Article ID | Journal | Published Year | Pages | File Type |
---|---|---|---|---|
2815462 | Gene | 2016 | 7 Pages |
•Relationships between repeats and genome features were analyzed.•Incidence, complexity and location of compound microsatellites were investigated.•Mono-, di- and trinucleotide repeats have a preference for repeats with base A or T.•Reference sequences contain fewer mononucleotide and dinucleotide repeats.

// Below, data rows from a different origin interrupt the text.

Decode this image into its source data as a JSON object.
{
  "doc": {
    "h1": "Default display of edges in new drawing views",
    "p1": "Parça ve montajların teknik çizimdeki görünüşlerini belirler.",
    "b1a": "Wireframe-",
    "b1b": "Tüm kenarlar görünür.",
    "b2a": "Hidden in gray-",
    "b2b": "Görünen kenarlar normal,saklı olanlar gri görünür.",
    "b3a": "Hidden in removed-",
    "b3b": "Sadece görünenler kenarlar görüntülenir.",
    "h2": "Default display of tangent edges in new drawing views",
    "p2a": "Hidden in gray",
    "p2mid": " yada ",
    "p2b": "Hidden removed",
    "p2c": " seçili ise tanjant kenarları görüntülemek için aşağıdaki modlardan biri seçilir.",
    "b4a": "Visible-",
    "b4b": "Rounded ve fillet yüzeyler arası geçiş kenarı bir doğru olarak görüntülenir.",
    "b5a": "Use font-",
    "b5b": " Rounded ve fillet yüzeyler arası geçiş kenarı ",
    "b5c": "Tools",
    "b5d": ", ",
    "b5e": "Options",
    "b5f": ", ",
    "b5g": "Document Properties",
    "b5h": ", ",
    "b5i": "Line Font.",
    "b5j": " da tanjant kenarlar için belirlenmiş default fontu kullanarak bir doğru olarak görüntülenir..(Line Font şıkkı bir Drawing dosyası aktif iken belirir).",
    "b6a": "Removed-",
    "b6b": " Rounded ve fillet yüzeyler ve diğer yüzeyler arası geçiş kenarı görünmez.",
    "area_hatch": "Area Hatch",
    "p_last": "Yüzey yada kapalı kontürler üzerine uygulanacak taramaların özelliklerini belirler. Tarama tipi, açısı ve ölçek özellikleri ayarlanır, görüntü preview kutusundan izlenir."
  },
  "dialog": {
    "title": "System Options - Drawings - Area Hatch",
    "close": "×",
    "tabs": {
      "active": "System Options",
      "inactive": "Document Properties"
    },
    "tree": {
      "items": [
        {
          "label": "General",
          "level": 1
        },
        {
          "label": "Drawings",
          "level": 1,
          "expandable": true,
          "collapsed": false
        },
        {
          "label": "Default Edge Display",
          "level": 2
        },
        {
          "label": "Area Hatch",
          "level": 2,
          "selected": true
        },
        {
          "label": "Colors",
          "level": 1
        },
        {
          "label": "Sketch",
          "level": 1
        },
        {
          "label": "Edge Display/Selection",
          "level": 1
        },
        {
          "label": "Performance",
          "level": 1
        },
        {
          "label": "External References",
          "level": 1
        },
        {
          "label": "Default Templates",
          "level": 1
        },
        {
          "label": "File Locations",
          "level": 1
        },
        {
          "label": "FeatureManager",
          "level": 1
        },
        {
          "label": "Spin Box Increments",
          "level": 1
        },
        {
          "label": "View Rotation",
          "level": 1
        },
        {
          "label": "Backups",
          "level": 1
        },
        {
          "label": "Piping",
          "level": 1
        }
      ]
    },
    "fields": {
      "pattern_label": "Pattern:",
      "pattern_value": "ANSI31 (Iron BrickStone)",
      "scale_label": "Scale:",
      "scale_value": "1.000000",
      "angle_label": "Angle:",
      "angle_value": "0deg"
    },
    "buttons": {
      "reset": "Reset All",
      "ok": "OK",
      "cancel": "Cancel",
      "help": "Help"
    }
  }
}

Microsatellites or simple sequence repeats (SSRs) are known to present ubiquitously in genomes of eukaryotes and prokaryotes, as well as viruses. A comprehensive analysis of microsatellites and compound microsatellites (CM) was performed for 67 T4-like bacteriophage genomes. We found that the number of repeats was generally proportional to the size of the genome. CM were more abundant in genic regions, while their relative abundance was higher in intergenic regions. Meanwhile, the number of CM rapidly decreased with the increase of complexity but gradually increased with higher dMAX (maximum distance between any two adjacent microsatellites). (A)n/(T)n, (AT)n/(TA)n and (AAG)n were the most abundant repeats of mono-, di- and trinucleotide microsatellites, respectively. The number of microsatellites in reference sequences was significantly lower than that in corresponding random sequences. This result was mainly attributed to mono- and dinucleotide repeats which hardly exceeded 6 bp in T4-like viruses. These observations may be helpful to understand the distribution of microsatellites and viral genetic diversity in T4-like viruses.